= Kanattampuliyur Pathanchalinathar Temple =

Hindu temple in Tamil Nadu, India

 Kanattampuliyur Pathanchalinathar Temple (கானாட்டம்புலியூர் பதஞ்சலிநாதர் கோயில்) is a Hindu temple located at Kanattampuliyur in Cuddalore district of Tamil Nadu, India. The historical name of the place is Tirukanattumullur. The presiding deity is Shiva. He is called as Patanjaleeswarar. His consort is known as Kola Valai Kai Ambicai.

== Significance ==
It is one of the shrines of the 275 Paadal Petra Sthalams - Shiva Sthalams glorified in the early medieval Tevaram poems by Tamil Saivite Nayanar Sundarar. It is believed to be the place where sage Patanjali lived. The temple is counted as one of the temples built on the northern banks of River Kaveri.

==Nava Puliyur Temples==
This is one of the Nava Puliyur Temples worshipped by Patanjali and Vyaghrapada.

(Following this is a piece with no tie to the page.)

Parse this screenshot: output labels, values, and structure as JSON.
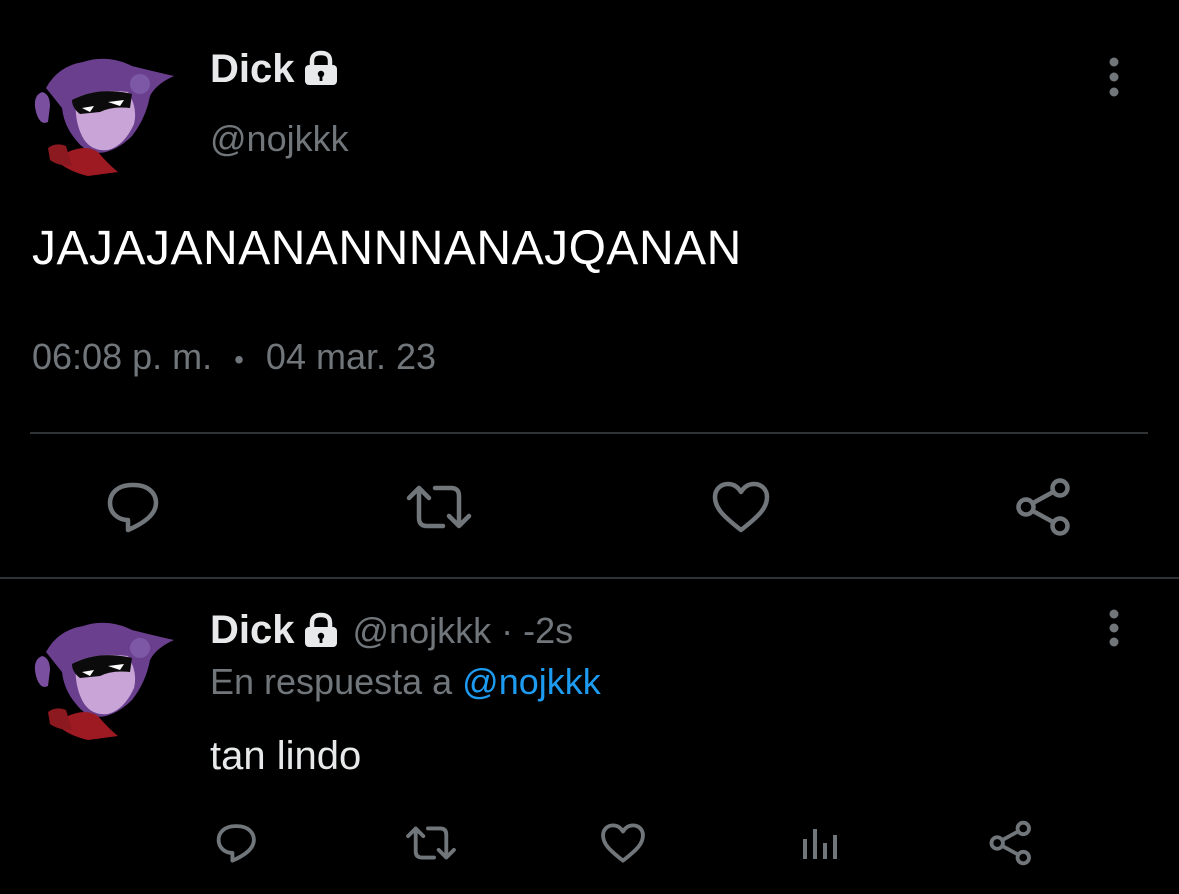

The following temples are called as Nava Puliyur Temples.

- Perumpatrapuliyur
- Thirupathiripuliyur
- Erukathampuliyur
- Omampuliyur
- Sirupuliyur
- Atthippuliyur
- Thaplampuliyur
- Perumpuliyur
- Kanattampuliyur

== Literary mention ==
Sundarar describes the feature of the deity as:

அருமணியை முத்தினை ஆன்அஞ்சும் ஆடும் அமரர்கள்தம் பெருமானை அருமறையின் பொருளைத்

திருமணியைத் தீங்கரும்பின் ஊறலிருந் தேனைத் தெரிவரிய மாமணியைத் திகழ்தரு செம்பொன்னைக்

குருமணிகள் கொழித்திழிந்து சுழிந்திழியுந் திரைவாய்க் கோல்வளையார் குடைந்தாடும் கொள்ளிடத்தின் கரைமேல்

கருமணிகள் போல்நீலம் மலர்கின்ற கழனிக் கானாட்டு முள்ளூரிற் கண்டு தொழுதேனே.